The “reality is simpler,” said the plaintiffs. Before the deal completed, retail wireless prices “declined for years,” they said. “After the merger, according to the best public data available, quality adjusted prices jumped and stayed high, and all three carriers either raised nominal prices or did so surreptitiously through new taxes, fees, and surcharges,” they said. “This was no accident -- it was planned,” they said. The “very executives who plotted the merger” hypothesized that combining Sprint and T-Mobile “could support a $5 increase” in average revenue per user “across the entire market,” including Verizon and AT&T, they said.

Post-T-Mobile/Sprint, “the worst fears of a 4-to-3 merger have been realized,” said the plaintiffs. “Prices have increased, innovation and consumer options have decreased,” and Dish Network “appears to have no chance of becoming a viable fourth competitor,” they said. Bureau of Labor Statistics data show “quality-adjusted prices flat-lined and then markedly increased” immediately following the merger announcement, they said.

Industry churn “has remained low since the merger announcement,” said the plaintiffs. “Lower churn is unsurprising,” they said.

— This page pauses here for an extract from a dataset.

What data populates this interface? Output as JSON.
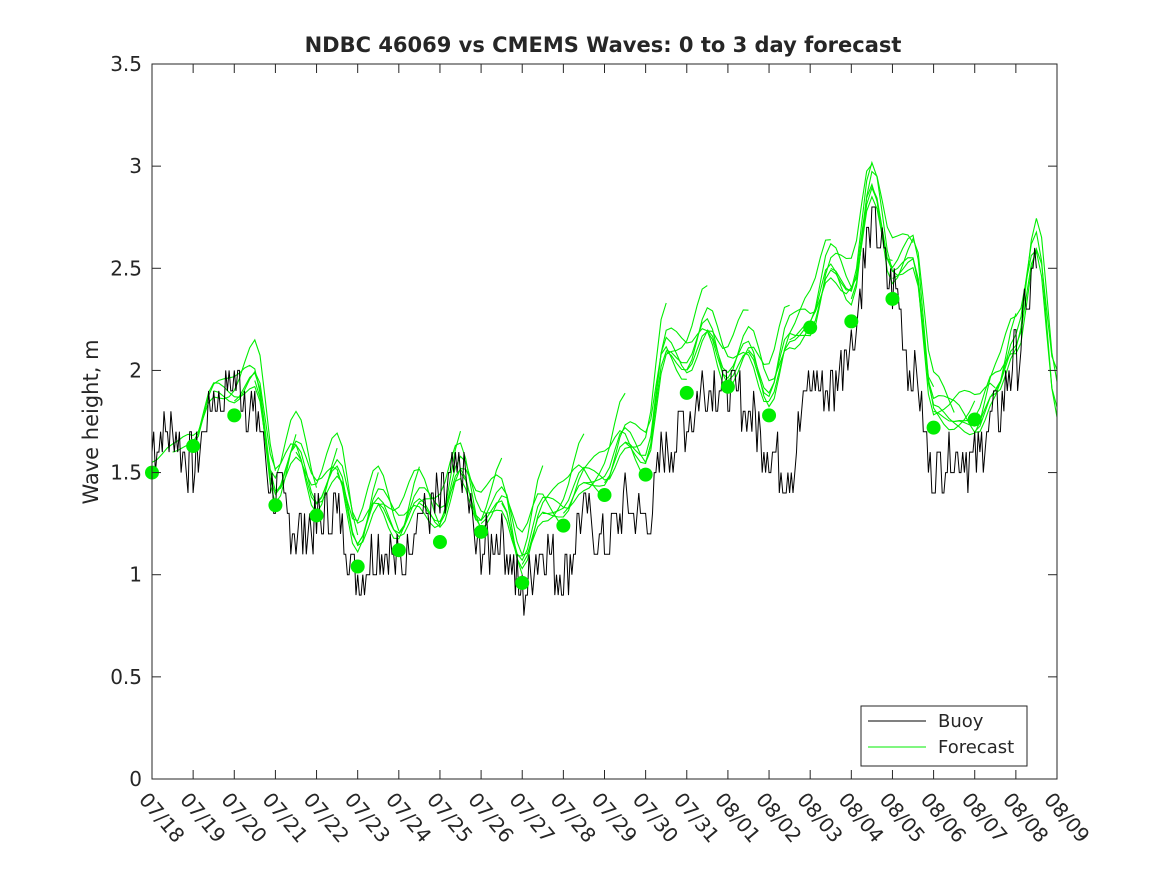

The combination of the market’s fiercest competitors “has left consumers with fewer options,” they said. “Likewise, new plan offerings, which were hallmarks of aggressive pre-merger innovation, have also cratered.”

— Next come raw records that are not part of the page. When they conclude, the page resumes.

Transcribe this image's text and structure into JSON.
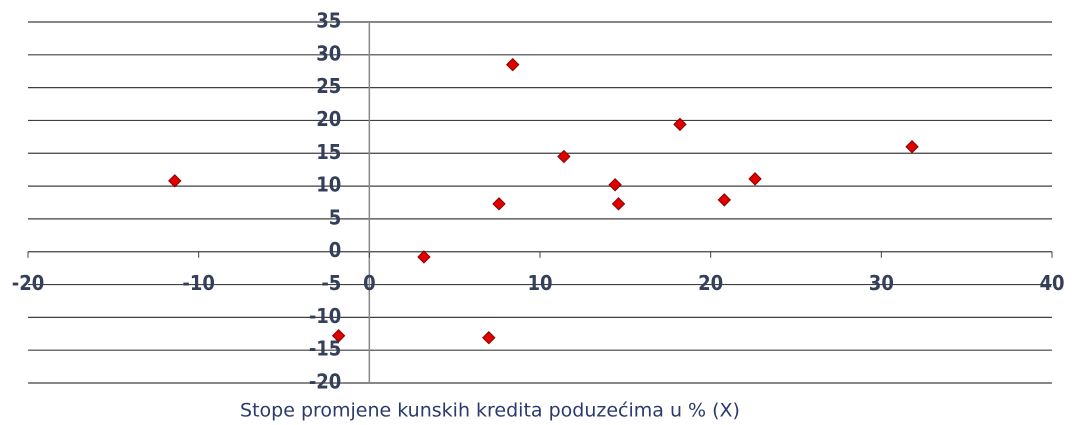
{
  "chart_data": {
    "type": "scatter",
    "x_label": "Stope promjene kunskih kredita poduzećima u % (X)",
    "series": [
      {
        "color": "#e00000",
        "x": [
          -11.4,
          3.2,
          7.6,
          8.4,
          11.4,
          14.4,
          14.6,
          18.2,
          20.8,
          22.6,
          31.8,
          -1.8,
          7.0
        ],
        "values": [
          10.8,
          -0.8,
          7.3,
          28.5,
          14.5,
          10.2,
          7.3,
          19.4,
          7.9,
          11.1,
          16.0,
          -12.8,
          -13.1
        ]
      }
    ],
    "xlim": [
      -20,
      40
    ],
    "xticks": [
      -20,
      -10,
      0,
      10,
      20,
      30,
      40
    ],
    "ylim": [
      -20,
      35
    ],
    "yticks": [
      -20,
      -15,
      -10,
      -5,
      0,
      5,
      10,
      15,
      20,
      25,
      30,
      35
    ],
    "grid": true
  }
}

The various “regulatory commitments” that were supposed to preserve competition post-merger “have been ineffective,” said the plaintiffs. The sale to Dish of T-Mobile’s prepaid phone business, Boost Mobile, was supposed to give Dish “a foothold in the marketplace,” they said. But T-Mobile revoked Dish’s promised access to T-Mobile’s legacy network a year ahead of schedule, they said. That forced Dish to depend on network access from yet another competitor, AT&T, “effectively making it a reseller of service rather than a true competitor,” they said. Dish “has floundered,” losing nearly 1.5 million subscribers, they said. Dish, a nonparty to the litigation, didn’t comment Monday.